Carrying that yearly figure forward comes to roughly $17,644 in two years and roughly $35,288 over four years. These projections assume the same federal borrowing each year and exclude private and Parent PLUS loans.
| Undergraduate federal borrowing | Value |
|---|---|
| Share using federal loans | 44% |
| Average federal loan per year | $8,822 |
| Undergraduates with a federal loan | 193 |
| Total federal loans (one year) | $1,702,677 |
Graduating and withdrawing students at Pacific College carry a median federal debt of $20,869 in federal borrowing.
| Borrower group | Median federal debt |
|---|---|
| All federal borrowers | $20,869 |
| Students who completed (graduates) | $22,469 |
| Students who withdrew | $9,500 |
Withdrawn-student debt matters because those borrowers carry the loans without the degree that helps repay them.
The median hides the spread, so the percentiles below show cumulative federal debt at four points in the distribution for Pacific College.
| Percentile | Cumulative Federal Debt |
|---|---|
| 10th percentile (lowest-debt students) | $5,500 |
| 25th percentile | $12,500 |
| 75th percentile | $20,000 |
| 90th percentile (highest-debt students) | $25,949 |
The spread between the lowest- and highest-debt deciles summarizes how variable outcomes are at Pacific College.
PLUS loans — taken out by parents or graduate students — add to the total cost of attendance financed by debt at Pacific College.
| Group | Borrowers | Median debt incl. PLUS |
|---|---|---|
| All borrowers | 38 | $5,360 |
Repayment burden translates the debt figures into what a borrower actually pays each month. Pacific College.

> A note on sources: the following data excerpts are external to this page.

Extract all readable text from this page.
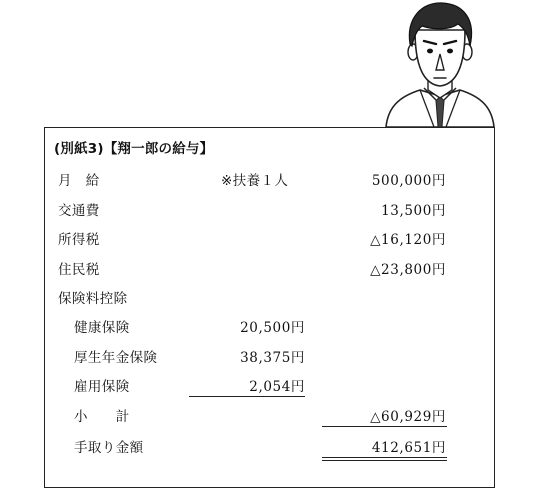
(別紙3)【翔一郎の給与】
月　給	※扶養１人	500,000円
交通費	13,500円
所得税	△16,120円
住民税	△23,800円
保険料控除
健康保険	20,500円
厚生年金保険	38,375円
雇用保険	2,054円
小　　計	△60,929円
手取り金額	412,651円
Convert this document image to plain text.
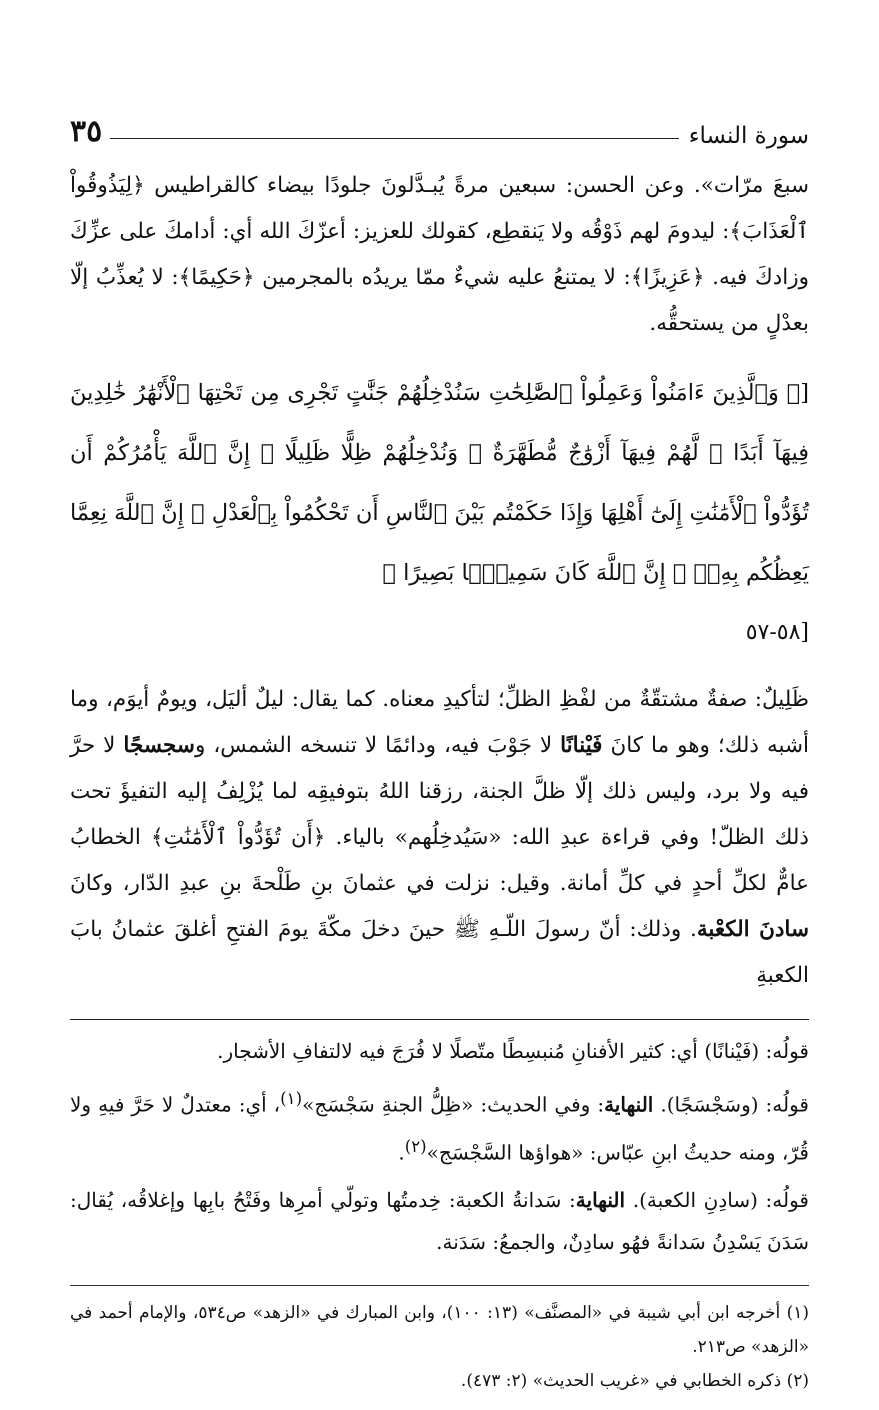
سورة النساء
٣٥

سبعَ مرّات». وعن الحسن: سبعين مرةً يُبـدَّلونَ جلودًا بيضاء كالقراطيس ﴿لِيَذُوقُواْ ٱلْعَذَابَ﴾: ليدومَ لهم ذَوْقُه ولا يَنقطِع، كقولك للعزيز: أعزّكَ الله أي: أدامكَ على عزِّكَ وزادكَ فيه. ﴿عَزِيزًا﴾: لا يمتنعُ عليه شيءٌ ممّا يريدُه بالمجرمين ﴿حَكِيمًا﴾: لا يُعذِّبُ إلّا بعدْلٍ من يستحقُّه.

[﴿ وَٱلَّذِينَ ءَامَنُواْ وَعَمِلُواْ ٱلصَّٰلِحَٰتِ سَنُدْخِلُهُمْ جَنَّٰتٍ تَجْرِى مِن تَحْتِهَا ٱلْأَنْهَٰرُ خَٰلِدِينَ فِيهَآ أَبَدًا ۖ لَّهُمْ فِيهَآ أَزْوَٰجٌ مُّطَهَّرَةٌ ۖ وَنُدْخِلُهُمْ ظِلًّا ظَلِيلًا ۞ إِنَّ ٱللَّهَ يَأْمُرُكُمْ أَن تُؤَدُّواْ ٱلْأَمَٰنَٰتِ إِلَىٰٓ أَهْلِهَا وَإِذَا حَكَمْتُم بَيْنَ ٱلنَّاسِ أَن تَحْكُمُواْ بِٱلْعَدْلِ ۚ إِنَّ ٱللَّهَ نِعِمَّا يَعِظُكُم بِهِۦٓ ۗ إِنَّ ٱللَّهَ كَانَ سَمِيعًۢا بَصِيرًا ﴾
[٥٨-٥٧

ظَلِيلٌ: صفةٌ مشتقّةٌ من لفْظِ الظلِّ؛ لتأكيدِ معناه. كما يقال: ليلٌ أليَل، ويومٌ أيوَم، وما أشبه ذلك؛ وهو ما كانَ فَيْنانًا لا جَوْبَ فيه، ودائمًا لا تنسخه الشمس، وسجسجًا لا حرَّ فيه ولا برد، وليس ذلك إلّا ظلَّ الجنة، رزقنا اللهُ بتوفيقِه لما يُزْلِفُ إليه التفيؤَ تحت ذلك الظلّ! وفي قراءة عبدِ الله: «سَيُدخِلُهم» بالياء. ﴿أَن تُؤَدُّواْ ٱلْأَمَٰنَٰتِ﴾ الخطابُ عامٌّ لكلِّ أحدٍ في كلِّ أمانة. وقيل: نزلت في عثمانَ بنِ طَلْحةَ بنِ عبدِ الدّار، وكانَ سادنَ الكعْبة. وذلك: أنّ رسولَ اللّـهِ ﷺ حينَ دخلَ مكّةَ يومَ الفتحِ أغلقَ عثمانُ بابَ الكعبةِ

قولُه: (فَيْنانًا) أي: كثير الأفنانِ مُنبسِطًا متّصلًا لا فُرَجَ فيه لالتفافِ الأشجار.

قولُه: (وسَجْسَجًا). النهاية: وفي الحديث: «ظِلُّ الجنةِ سَجْسَج»$^{(١)}$، أي: معتدلٌ لا حَرَّ فيهِ ولا قُرّ، ومنه حديثُ ابنِ عبّاس: «هواؤها السَّجْسَج»$^{(٢)}$.

قولُه: (سادِنِ الكعبة). النهاية: سَدانةُ الكعبة: خِدمتُها وتولّي أمرِها وفَتْحُ بابِها وإغلاقُه، يُقال: سَدَنَ يَسْدِنُ سَدانةً فهُو سادِنٌ، والجمعُ: سَدَنة.

(١) أخرجه ابن أبي شيبة في «المصنَّف» (١٣: ١٠٠)، وابن المبارك في «الزهد» ص٥٣٤، والإمام أحمد في «الزهد» ص٢١٣.

(٢) ذكره الخطابي في «غريب الحديث» (٢: ٤٧٣).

Defaulting means failing to repay a federal student loan, which carries serious credit consequences. The official Department of Education two-year default rate for Pacific College appears below.
| Metric | Value |
|---|---|
| 2-year cohort default rate | 3.0% |
| Borrowers in the cohort | 231 |
A lower default rate generally signals that graduates earn enough to manage their loan payments.
Borrowing varies by family income, by first-generation status, and by dependency status.
By Family Income
| Income tier | Median federal debt |
|---|---|
| Low income | $20,000 |
| Middle income | $21,469 |
| High income | $25,125 |
By Dependency Status
| Cohort | Median federal debt |
|---|---|
| Dependent students | $15,386 |
| Independent students | $22,466 |
The Department of Education computes gap indicators that show how borrowing differs between student groups at Pacific College.
Subsidized vs. Unsubsidized Loans
Subsidized loans pause interest while you are in school; unsubsidized loans do not. That difference compounds over four years, so the type of loan you take matters as much as the amount.
Worth Knowing
Declaring bankruptcy does not erase federal student loan debt. If you stop paying, the federal government can garnish a portion of your wages until the loans are repaid.
References
More about our data sources and methodologies.